Dame Edna: Back With a Vengeance: Ablaze with sequins, rhinestones, and 1950s-era cat-eyed specs, the drag queen deluxe provides counseling, psychic readings, brassy song, and a brand new wardrobe to die for. See www.bestofbroadway-sf.com for a schedule of performances. Tue.-Sun. Continues through Oct. 8, $40-72, 512-7770. Geary Theater, 415 Geary (at Mason), 749-2228.

Dog Act: The world premiere of Liz Duffy Adams' new comic fable about a post-apocalyptic vaudeville show. Thur.-Sat., 8 p.m. Continues through Sept. 19, free, www.shotgunplayers.org. The Thick House, 1695 18th St. (at Arkansas), 587-4465.
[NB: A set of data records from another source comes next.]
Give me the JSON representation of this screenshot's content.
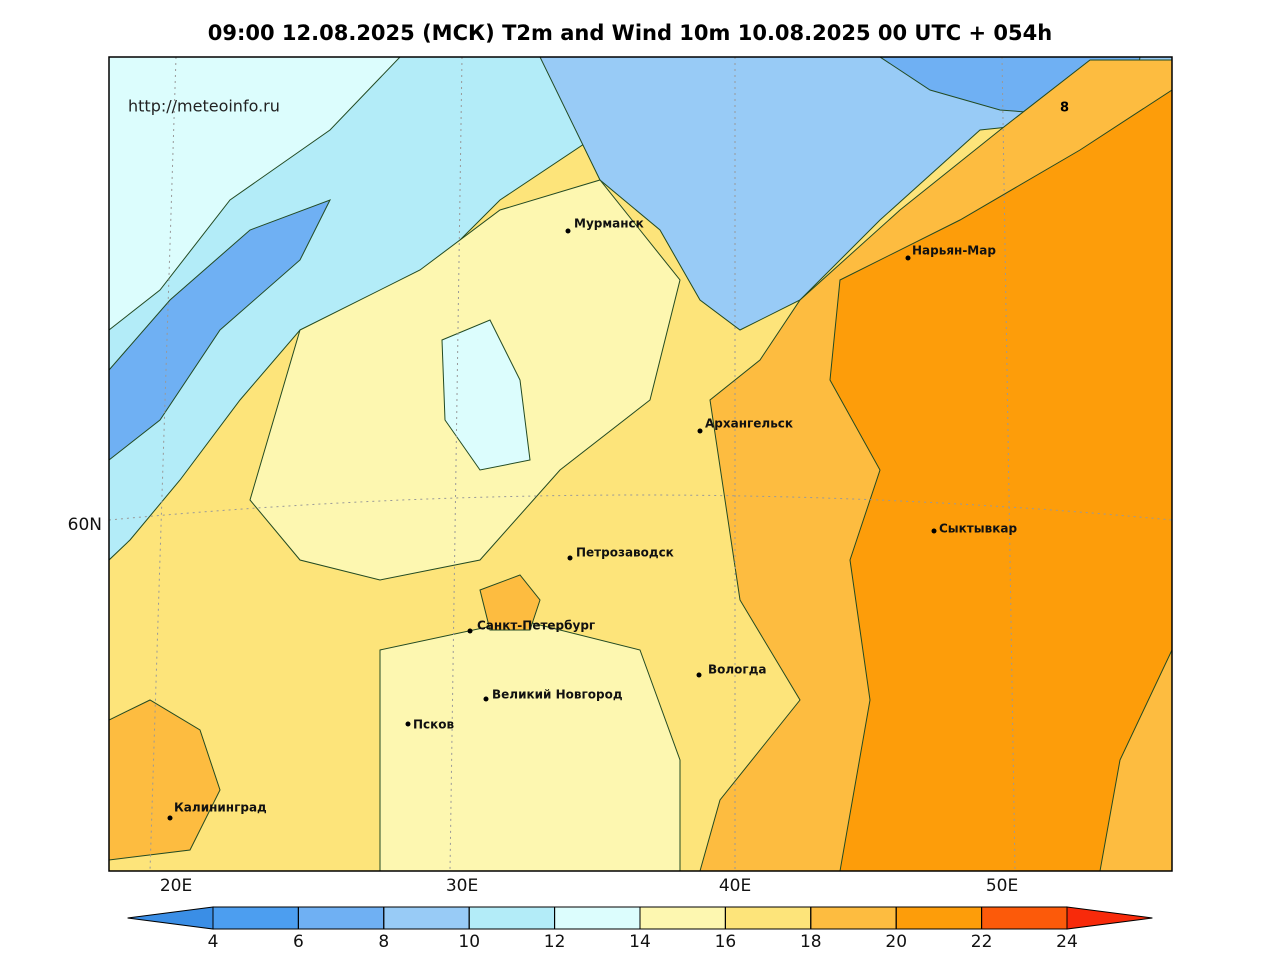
{
  "title": "09:00 12.08.2025 (МСК) T2m and Wind 10m 10.08.2025 00 UTC + 054h",
  "watermark": "http://meteoinfo.ru",
  "map": {
    "cities": [
      "Мурманск",
      "Нарьян-Мар",
      "Архангельск",
      "Сыктывкар",
      "Петрозаводск",
      "Санкт-Петербург",
      "Вологда",
      "Великий Новгород",
      "Псков",
      "Калининград"
    ],
    "lon_labels": [
      "20E",
      "30E",
      "40E",
      "50E"
    ],
    "lat_labels": [
      "60N"
    ],
    "contour_labels": [
      "8"
    ]
  },
  "colorbar": {
    "ticks": [
      4,
      6,
      8,
      10,
      12,
      14,
      16,
      18,
      20,
      22,
      24
    ],
    "colors": [
      "#3a8ee6",
      "#4c9ef0",
      "#6fb0f3",
      "#98cbf6",
      "#b3ecf8",
      "#dcfdfd",
      "#fdf7b0",
      "#fde47a",
      "#fdbc40",
      "#fd9d0a",
      "#fc5a0a",
      "#f82a0a"
    ]
  }
}
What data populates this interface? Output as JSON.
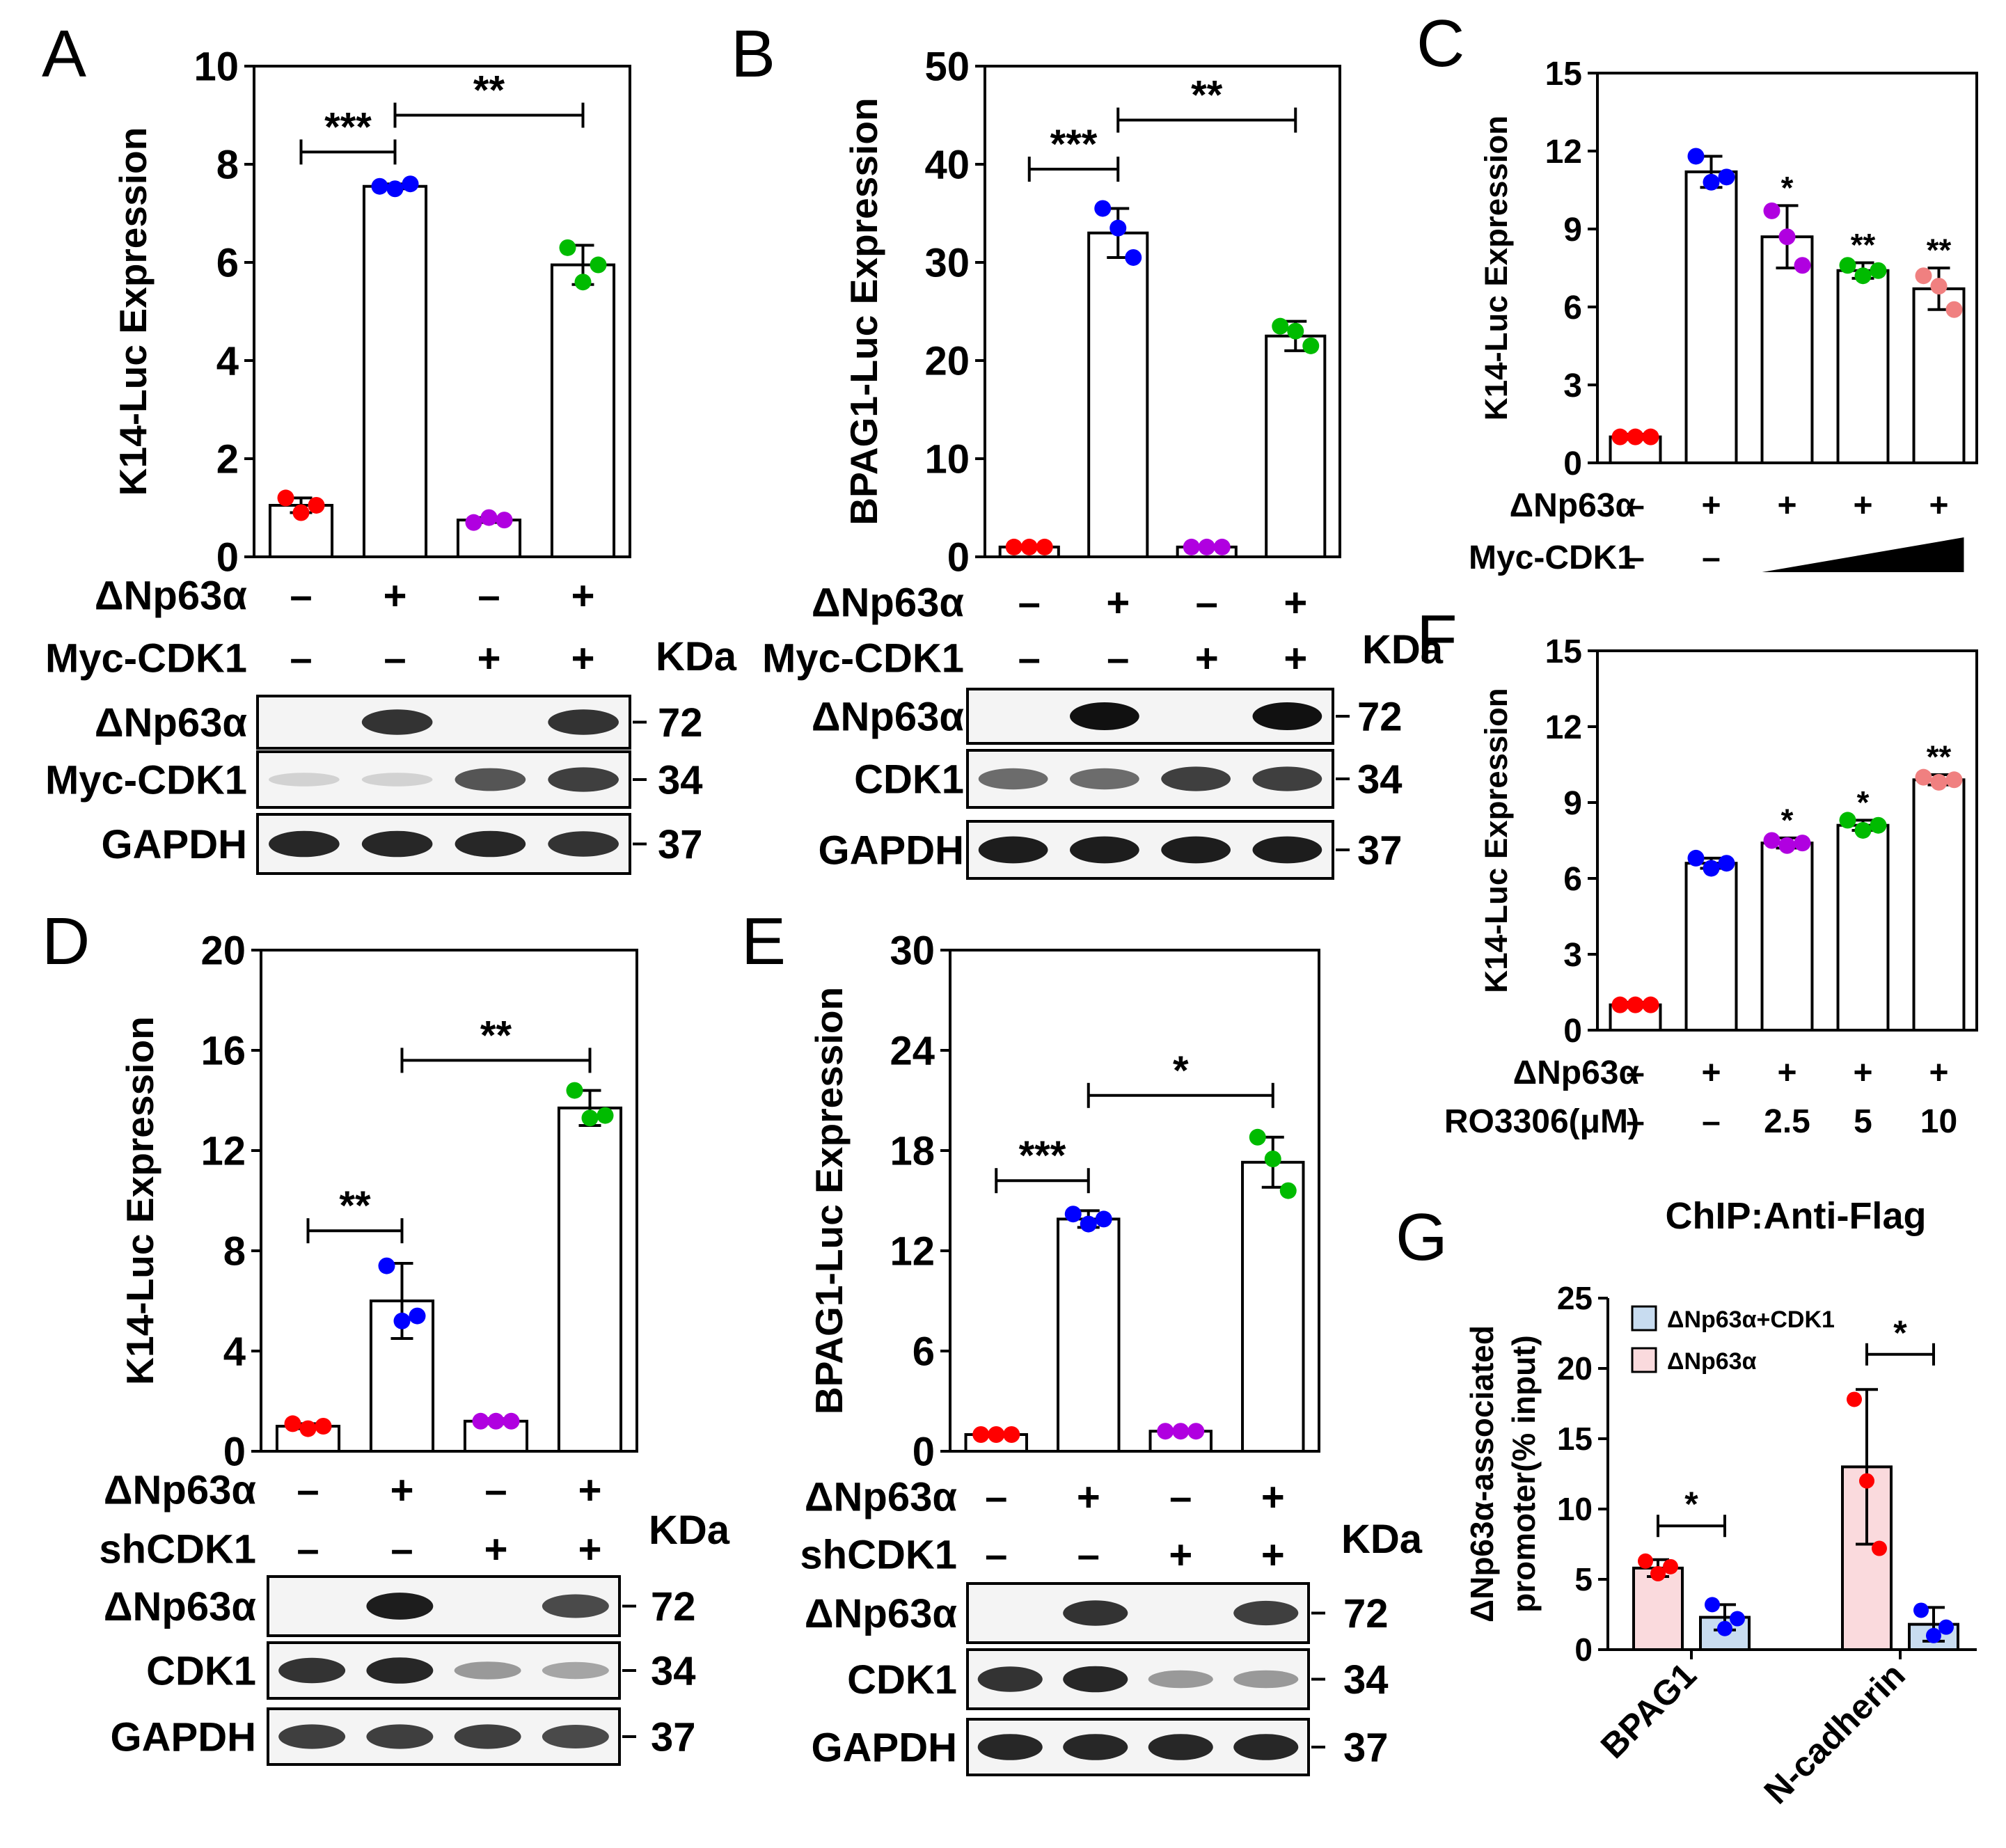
{
  "panels": [
    {
      "id": "A",
      "letter": "A",
      "ylabel": "K14-Luc Expression",
      "yticks": [
        "0",
        "2",
        "4",
        "6",
        "8",
        "10"
      ]
    },
    {
      "id": "B",
      "letter": "B",
      "ylabel": "BPAG1-Luc Expression",
      "yticks": [
        "0",
        "10",
        "20",
        "30",
        "40",
        "50"
      ]
    },
    {
      "id": "C",
      "letter": "C",
      "ylabel": "K14-Luc Expression",
      "yticks": [
        "0",
        "3",
        "6",
        "9",
        "12",
        "15"
      ]
    },
    {
      "id": "D",
      "letter": "D",
      "ylabel": "K14-Luc Expression",
      "yticks": [
        "0",
        "4",
        "8",
        "12",
        "16",
        "20"
      ]
    },
    {
      "id": "E",
      "letter": "E",
      "ylabel": "BPAG1-Luc Expression",
      "yticks": [
        "0",
        "6",
        "12",
        "18",
        "24",
        "30"
      ]
    },
    {
      "id": "F",
      "letter": "F",
      "ylabel": "K14-Luc Expression",
      "yticks": [
        "0",
        "3",
        "6",
        "9",
        "12",
        "15"
      ]
    },
    {
      "id": "G",
      "letter": "G",
      "title": "ChIP:Anti-Flag",
      "ylabel": "ΔNp63α-associated promoter(% input)",
      "ylabel_lines": [
        "ΔNp63α-associated",
        "promoter(% input)"
      ],
      "yticks": [
        "0",
        "5",
        "10",
        "15",
        "20",
        "25"
      ],
      "xticks": [
        "BPAG1",
        "N-cadherin"
      ],
      "legend": [
        "ΔNp63α+CDK1",
        "ΔNp63α"
      ]
    }
  ],
  "conditions": {
    "A": [
      {
        "label": "ΔNp63α",
        "marks": [
          "–",
          "+",
          "–",
          "+"
        ]
      },
      {
        "label": "Myc-CDK1",
        "marks": [
          "–",
          "–",
          "+",
          "+"
        ]
      }
    ],
    "B": [
      {
        "label": "ΔNp63α",
        "marks": [
          "–",
          "+",
          "–",
          "+"
        ]
      },
      {
        "label": "Myc-CDK1",
        "marks": [
          "–",
          "–",
          "+",
          "+"
        ]
      }
    ],
    "C": [
      {
        "label": "ΔNp63α",
        "marks": [
          "–",
          "+",
          "+",
          "+",
          "+"
        ]
      },
      {
        "label": "Myc-CDK1",
        "marks": [
          "–",
          "–"
        ]
      }
    ],
    "D": [
      {
        "label": "ΔNp63α",
        "marks": [
          "–",
          "+",
          "–",
          "+"
        ]
      },
      {
        "label": "shCDK1",
        "marks": [
          "–",
          "–",
          "+",
          "+"
        ]
      }
    ],
    "E": [
      {
        "label": "ΔNp63α",
        "marks": [
          "–",
          "+",
          "–",
          "+"
        ]
      },
      {
        "label": "shCDK1",
        "marks": [
          "–",
          "–",
          "+",
          "+"
        ]
      }
    ],
    "F": [
      {
        "label": "ΔNp63α",
        "marks": [
          "–",
          "+",
          "+",
          "+",
          "+"
        ]
      },
      {
        "label": "RO3306(μM)",
        "marks": [
          "–",
          "–",
          "2.5",
          "5",
          "10"
        ]
      }
    ]
  },
  "blots": {
    "A": {
      "kda_label": "KDa",
      "rows": [
        {
          "label": "ΔNp63α",
          "kda": "72",
          "bands": [
            0,
            0.85,
            0,
            0.85
          ]
        },
        {
          "label": "Myc-CDK1",
          "kda": "34",
          "bands": [
            0.15,
            0.15,
            0.7,
            0.8
          ]
        },
        {
          "label": "GAPDH",
          "kda": "37",
          "bands": [
            0.9,
            0.9,
            0.9,
            0.85
          ]
        }
      ]
    },
    "B": {
      "kda_label": "KDa",
      "rows": [
        {
          "label": "ΔNp63α",
          "kda": "72",
          "bands": [
            0,
            1,
            0,
            1
          ]
        },
        {
          "label": "CDK1",
          "kda": "34",
          "bands": [
            0.6,
            0.6,
            0.8,
            0.8
          ]
        },
        {
          "label": "GAPDH",
          "kda": "37",
          "bands": [
            0.95,
            0.95,
            0.95,
            0.95
          ]
        }
      ]
    },
    "D": {
      "kda_label": "KDa",
      "rows": [
        {
          "label": "ΔNp63α",
          "kda": "72",
          "bands": [
            0,
            0.95,
            0,
            0.75
          ]
        },
        {
          "label": "CDK1",
          "kda": "34",
          "bands": [
            0.85,
            0.9,
            0.4,
            0.35
          ]
        },
        {
          "label": "GAPDH",
          "kda": "37",
          "bands": [
            0.8,
            0.8,
            0.8,
            0.75
          ]
        }
      ]
    },
    "E": {
      "kda_label": "KDa",
      "rows": [
        {
          "label": "ΔNp63α",
          "kda": "72",
          "bands": [
            0,
            0.85,
            0,
            0.8
          ]
        },
        {
          "label": "CDK1",
          "kda": "34",
          "bands": [
            0.85,
            0.9,
            0.4,
            0.4
          ]
        },
        {
          "label": "GAPDH",
          "kda": "37",
          "bands": [
            0.9,
            0.9,
            0.9,
            0.9
          ]
        }
      ]
    }
  },
  "chart_data": [
    {
      "panel": "A",
      "type": "bar",
      "ylim": [
        0,
        10
      ],
      "ylabel": "K14-Luc Expression",
      "values": [
        1.05,
        7.55,
        0.75,
        5.95
      ],
      "errors": [
        0.15,
        0.05,
        0.05,
        0.4
      ],
      "points": [
        [
          1.2,
          0.9,
          1.05
        ],
        [
          7.55,
          7.5,
          7.6
        ],
        [
          0.7,
          0.8,
          0.75
        ],
        [
          6.3,
          5.6,
          5.95
        ]
      ],
      "colors": [
        "#ff0000",
        "#0000ff",
        "#b000e0",
        "#00bb00"
      ],
      "significance": [
        {
          "from": 0,
          "to": 1,
          "label": "***",
          "y": 8.25
        },
        {
          "from": 1,
          "to": 3,
          "label": "**",
          "y": 9.0
        }
      ]
    },
    {
      "panel": "B",
      "type": "bar",
      "ylim": [
        0,
        50
      ],
      "ylabel": "BPAG1-Luc Expression",
      "values": [
        1.0,
        33.0,
        1.0,
        22.5
      ],
      "errors": [
        0.2,
        2.5,
        0.2,
        1.5
      ],
      "points": [
        [
          1,
          1,
          1
        ],
        [
          35.5,
          33.5,
          30.5
        ],
        [
          1,
          1,
          1
        ],
        [
          23.5,
          23,
          21.5
        ]
      ],
      "colors": [
        "#ff0000",
        "#0000ff",
        "#b000e0",
        "#00bb00"
      ],
      "significance": [
        {
          "from": 0,
          "to": 1,
          "label": "***",
          "y": 39.5
        },
        {
          "from": 1,
          "to": 3,
          "label": "**",
          "y": 44.5
        }
      ]
    },
    {
      "panel": "C",
      "type": "bar",
      "ylim": [
        0,
        15
      ],
      "ylabel": "K14-Luc Expression",
      "values": [
        1.0,
        11.2,
        8.7,
        7.4,
        6.7
      ],
      "errors": [
        0.1,
        0.6,
        1.2,
        0.3,
        0.8
      ],
      "points": [
        [
          1,
          1,
          1
        ],
        [
          11.8,
          10.8,
          11
        ],
        [
          9.7,
          8.7,
          7.6
        ],
        [
          7.6,
          7.2,
          7.4
        ],
        [
          7.2,
          6.8,
          5.9
        ]
      ],
      "colors": [
        "#ff0000",
        "#0000ff",
        "#b000e0",
        "#00bb00",
        "#f08080"
      ],
      "significance": [
        {
          "bar": 2,
          "label": "*"
        },
        {
          "bar": 3,
          "label": "**"
        },
        {
          "bar": 4,
          "label": "**"
        }
      ]
    },
    {
      "panel": "D",
      "type": "bar",
      "ylim": [
        0,
        20
      ],
      "ylabel": "K14-Luc Expression",
      "values": [
        1.0,
        6.0,
        1.2,
        13.7
      ],
      "errors": [
        0.1,
        1.5,
        0.1,
        0.7
      ],
      "points": [
        [
          1.1,
          0.9,
          1.0
        ],
        [
          7.4,
          5.2,
          5.4
        ],
        [
          1.2,
          1.2,
          1.2
        ],
        [
          14.4,
          13.3,
          13.4
        ]
      ],
      "colors": [
        "#ff0000",
        "#0000ff",
        "#b000e0",
        "#00bb00"
      ],
      "significance": [
        {
          "from": 0,
          "to": 1,
          "label": "**",
          "y": 8.8
        },
        {
          "from": 1,
          "to": 3,
          "label": "**",
          "y": 15.6
        }
      ]
    },
    {
      "panel": "E",
      "type": "bar",
      "ylim": [
        0,
        30
      ],
      "ylabel": "BPAG1-Luc Expression",
      "values": [
        1.0,
        13.9,
        1.2,
        17.3
      ],
      "errors": [
        0.1,
        0.5,
        0.1,
        1.5
      ],
      "points": [
        [
          1,
          1,
          1
        ],
        [
          14.2,
          13.6,
          13.9
        ],
        [
          1.2,
          1.2,
          1.2
        ],
        [
          18.8,
          17.5,
          15.6
        ]
      ],
      "colors": [
        "#ff0000",
        "#0000ff",
        "#b000e0",
        "#00bb00"
      ],
      "significance": [
        {
          "from": 0,
          "to": 1,
          "label": "***",
          "y": 16.2
        },
        {
          "from": 1,
          "to": 3,
          "label": "*",
          "y": 21.3
        }
      ]
    },
    {
      "panel": "F",
      "type": "bar",
      "ylim": [
        0,
        15
      ],
      "ylabel": "K14-Luc Expression",
      "values": [
        1.0,
        6.6,
        7.4,
        8.1,
        9.9
      ],
      "errors": [
        0.1,
        0.2,
        0.2,
        0.2,
        0.2
      ],
      "points": [
        [
          1,
          1,
          1
        ],
        [
          6.8,
          6.4,
          6.6
        ],
        [
          7.5,
          7.3,
          7.4
        ],
        [
          8.3,
          7.9,
          8.1
        ],
        [
          10,
          9.8,
          9.9
        ]
      ],
      "colors": [
        "#ff0000",
        "#0000ff",
        "#b000e0",
        "#00bb00",
        "#f08080"
      ],
      "significance": [
        {
          "bar": 2,
          "label": "*"
        },
        {
          "bar": 3,
          "label": "*"
        },
        {
          "bar": 4,
          "label": "**"
        }
      ]
    },
    {
      "panel": "G",
      "type": "bar",
      "ylim": [
        0,
        25
      ],
      "title": "ChIP:Anti-Flag",
      "ylabel": "ΔNp63α-associated promoter(% input)",
      "categories": [
        "BPAG1",
        "N-cadherin"
      ],
      "series": [
        {
          "name": "ΔNp63α",
          "fill": "#fadadd",
          "dot": "#ff0000",
          "values": [
            5.8,
            13.0
          ],
          "errors": [
            0.6,
            5.5
          ],
          "points": [
            [
              6.3,
              5.4,
              5.9
            ],
            [
              17.8,
              12.0,
              7.2
            ]
          ]
        },
        {
          "name": "ΔNp63α+CDK1",
          "fill": "#c8dcf0",
          "dot": "#0000ff",
          "values": [
            2.3,
            1.8
          ],
          "errors": [
            0.9,
            1.2
          ],
          "points": [
            [
              3.2,
              1.5,
              2.2
            ],
            [
              2.8,
              1.0,
              1.6
            ]
          ]
        }
      ],
      "significance": [
        {
          "category": 0,
          "label": "*",
          "y": 8.8
        },
        {
          "category": 1,
          "label": "*",
          "y": 21
        }
      ],
      "legend_position": "top-left"
    }
  ]
}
Flower Drum Song: The owners of a venerable Chinese opera house in San Francisco worry about their future of their enterprise in this updated take on Rodgers & Hammerstein's classic play. Starting Sept. 3, Thur.-Sun., 8 p.m. Continues through Sept. 12, $19-31, 510-531-9597. Woodminster Amphitheater, 3300 Joaquin Miller Rd., Oakland.

Fluffy Bunnies in a Field of Daisies: Matt Chaffee's sex comedy looks at a group of old friends who dissect their erotic lives together. Thur.-Sat., 8 p.m. Continues through Oct. 2, $10-15. La Val's Subterranean Theater, 1834 Euclid (at Hearst), Berkeley, 510-234-6046.

Improv at The Dark Room: Each week the best improv ensembles do their stuff. Sundays, 8 p.m., $5-10. Dark Room Theater, 2263 Mission (at 18th St.), 401-7987.

A Little Princess: TheatreWorks launches a musical production of the classic play adapted from Frances Hodgson Burnett's treasured children's novel. Wed.-Sat., 8 p.m.; Sundays, 2 p.m.; Every other Saturday, 2 p.m.; Tue., Sept. 7, 7:30 p.m. Continues through Sept. 18, $20-50. Mountain View Center for the Performing Arts, 500 Castro (at Mercy), Mountain View, 650-903-6000.